Disputa de tráfico causa série de crimes: 'Não tem nenhuma inocente', diz delegada

Portas fechadas, pouca gente na rua. A ordem do dia é: ninguém sabe, ninguém viu. Com uma uma criança pequena no colo, um dos moradores que aceitou quebrar o silêncio por alguns instantes disse não aguentar mais conviver com a insegurança dos últimos meses e com as disputas de facções. “Quero é ir embora”, desabafou o homem, apontando “gente que vem de fora” como a razão do terror de quem vive no bairro de Nova Vitória, em Camaçari, na Região Metropolitana de Salvador (RMS).

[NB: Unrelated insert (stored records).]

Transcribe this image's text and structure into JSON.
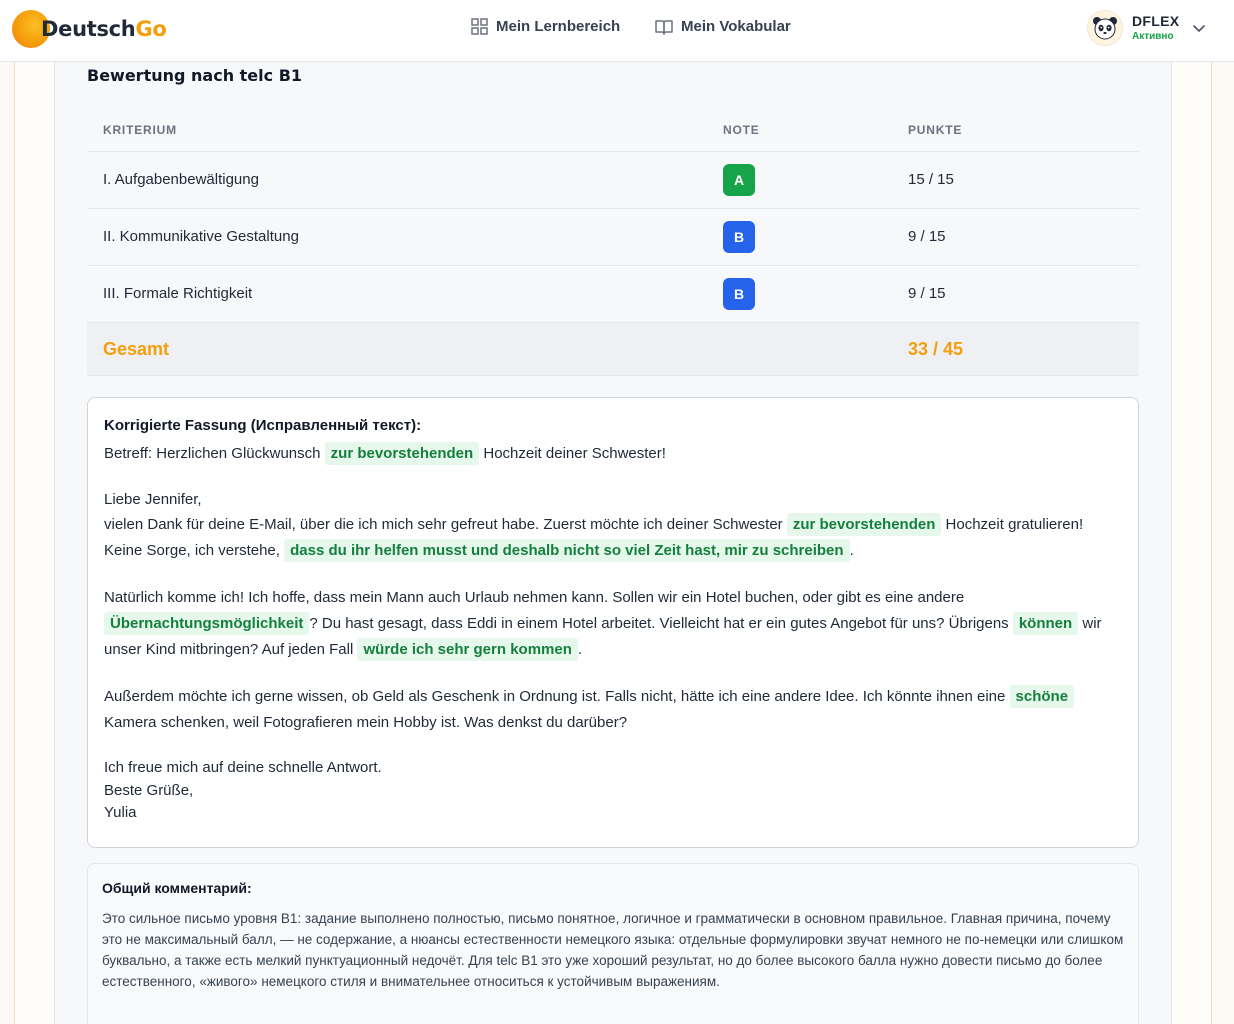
{
  "header": {
    "logo_part1": "Deutsch",
    "logo_part2": "Go",
    "nav": [
      {
        "label": "Mein Lernbereich",
        "icon": "grid-icon"
      },
      {
        "label": "Mein Vokabular",
        "icon": "book-icon"
      }
    ],
    "user": {
      "name": "DFLEX",
      "status": "Активно",
      "avatar": "panda-avatar"
    }
  },
  "colors": {
    "accent": "#f59e0b",
    "badge_a": "#16a34a",
    "badge_b": "#2563eb",
    "highlight_bg": "#e6f7ec",
    "highlight_text": "#15803d"
  },
  "evaluation": {
    "title": "Bewertung nach telc B1",
    "columns": [
      "KRITERIUM",
      "NOTE",
      "PUNKTE"
    ],
    "rows": [
      {
        "criterion": "I. Aufgabenbewältigung",
        "grade": "A",
        "points": "15 / 15"
      },
      {
        "criterion": "II. Kommunikative Gestaltung",
        "grade": "B",
        "points": "9 / 15"
      },
      {
        "criterion": "III. Formale Richtigkeit",
        "grade": "B",
        "points": "9 / 15"
      }
    ],
    "total_label": "Gesamt",
    "total_points": "33 / 45"
  },
  "corrected": {
    "title": "Korrigierte Fassung (Исправленный текст):",
    "subject_pre": "Betreff: Herzlichen Glückwunsch ",
    "subject_hl": "zur bevorstehenden",
    "subject_post": " Hochzeit deiner Schwester!",
    "greeting": "Liebe Jennifer,",
    "p1_pre": "vielen Dank für deine E-Mail, über die ich mich sehr gefreut habe. Zuerst möchte ich deiner Schwester ",
    "p1_hl1": "zur bevorstehenden",
    "p1_mid": " Hochzeit gratulieren! Keine Sorge, ich verstehe, ",
    "p1_hl2": "dass du ihr helfen musst und deshalb nicht so viel Zeit hast, mir zu schreiben",
    "p1_post": ".",
    "p2_pre": "Natürlich komme ich! Ich hoffe, dass mein Mann auch Urlaub nehmen kann. Sollen wir ein Hotel buchen, oder gibt es eine andere ",
    "p2_hl1": "Übernachtungsmöglichkeit",
    "p2_mid1": "? Du hast gesagt, dass Eddi in einem Hotel arbeitet. Vielleicht hat er ein gutes Angebot für uns? Übrigens ",
    "p2_hl2": "können",
    "p2_mid2": " wir unser Kind mitbringen? Auf jeden Fall ",
    "p2_hl3": "würde ich sehr gern kommen",
    "p2_post": ".",
    "p3_pre": "Außerdem möchte ich gerne wissen, ob Geld als Geschenk in Ordnung ist. Falls nicht, hätte ich eine andere Idee. Ich könnte ihnen eine ",
    "p3_hl": "schöne",
    "p3_post": " Kamera schenken, weil Fotografieren mein Hobby ist. Was denkst du darüber?",
    "closing1": "Ich freue mich auf deine schnelle Antwort.",
    "closing2": "Beste Grüße,",
    "signature": "Yulia"
  },
  "comment": {
    "title": "Общий комментарий:",
    "text": "Это сильное письмо уровня B1: задание выполнено полностью, письмо понятное, логичное и грамматически в основном правильное. Главная причина, почему это не максимальный балл, — не содержание, а нюансы естественности немецкого языка: отдельные формулировки звучат немного не по-немецки или слишком буквально, а также есть мелкий пунктуационный недочёт. Для telc B1 это уже хороший результат, но до более высокого балла нужно довести письмо до более естественного, «живого» немецкого стиля и внимательнее относиться к устойчивым выражениям."
  }
}
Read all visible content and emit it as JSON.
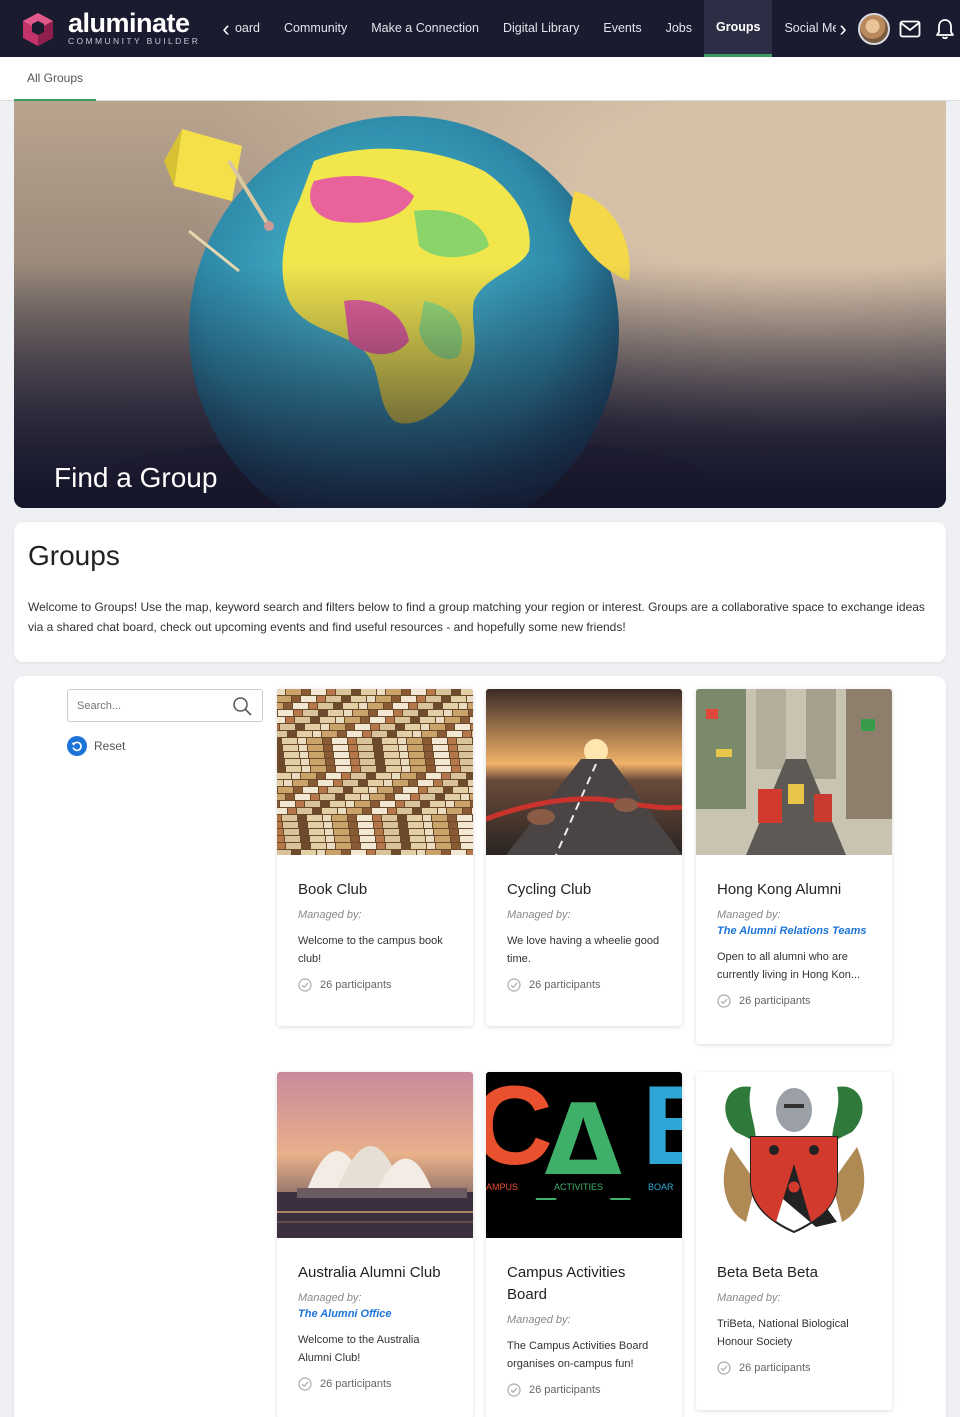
{
  "app": {
    "logo_word": "aluminate",
    "logo_sub": "COMMUNITY BUILDER"
  },
  "nav": {
    "items": [
      {
        "label": "oard"
      },
      {
        "label": "Community"
      },
      {
        "label": "Make a Connection"
      },
      {
        "label": "Digital Library"
      },
      {
        "label": "Events"
      },
      {
        "label": "Jobs"
      },
      {
        "label": "Groups"
      },
      {
        "label": "Social Me"
      }
    ],
    "active": "Groups"
  },
  "subnav": {
    "tab": "All Groups"
  },
  "hero": {
    "title": "Find a Group"
  },
  "intro": {
    "title": "Groups",
    "description": "Welcome to Groups! Use the map, keyword search and filters below to find a group matching your region or interest. Groups are a collaborative space to exchange ideas via a shared chat board, check out upcoming events and find useful resources - and hopefully some new friends!"
  },
  "filters": {
    "search_placeholder": "Search...",
    "reset_label": "Reset"
  },
  "groups": [
    {
      "name": "Book Club",
      "managed_by_label": "Managed by:",
      "manager": "",
      "description": "Welcome to the campus book club!",
      "participants": "26 participants"
    },
    {
      "name": "Cycling Club",
      "managed_by_label": "Managed by:",
      "manager": "",
      "description": "We love having a wheelie good time.",
      "participants": "26 participants"
    },
    {
      "name": "Hong Kong Alumni",
      "managed_by_label": "Managed by:",
      "manager": "The Alumni Relations Teams",
      "description": "Open to all alumni who are currently living in Hong Kon...",
      "participants": "26 participants"
    },
    {
      "name": "Australia Alumni Club",
      "managed_by_label": "Managed by:",
      "manager": "The Alumni Office",
      "description": "Welcome to the Australia Alumni Club!",
      "participants": "26 participants"
    },
    {
      "name": "Campus Activities Board",
      "managed_by_label": "Managed by:",
      "manager": "",
      "description": "The Campus Activities Board organises on-campus fun!",
      "participants": "26 participants"
    },
    {
      "name": "Beta Beta Beta",
      "managed_by_label": "Managed by:",
      "manager": "",
      "description": "TriBeta, National Biological Honour Society",
      "participants": "26 participants"
    }
  ],
  "cab_logo": {
    "letters": [
      "C",
      "A",
      "B"
    ],
    "words": [
      "AMPUS",
      "ACTIVITIES",
      "BOAR"
    ]
  },
  "colors": {
    "nav_bg": "#1b1b2f",
    "accent_green": "#3c9a5f",
    "link_blue": "#1d74d8",
    "logo_pink": "#c2336a"
  }
}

Em apenas oito meses, 19 pessoas foram assassinadas em Nova Vitória. Nos últimos dias, a violência tomou proporções assustadoras: a manhã de quinta-feira, dia 25, e a noite de domingo, 28, foram oito homicídios no bairro. Em toda Camaçari, no mesmo período, foram 11 mortes

Assim, Nova Vitória ocupa uma primeira posição indesejável – é o bairro com mais mortes em Camaçari. Os homicídios registrados este ano correspondem a 12% dos 156 registrados de janeiro a domingo na cidade. O bairro fica à frente de Vila de Abrantes, com 15 homicídios esse ano, e de Monte Gordo, que tem 13 ocorrências.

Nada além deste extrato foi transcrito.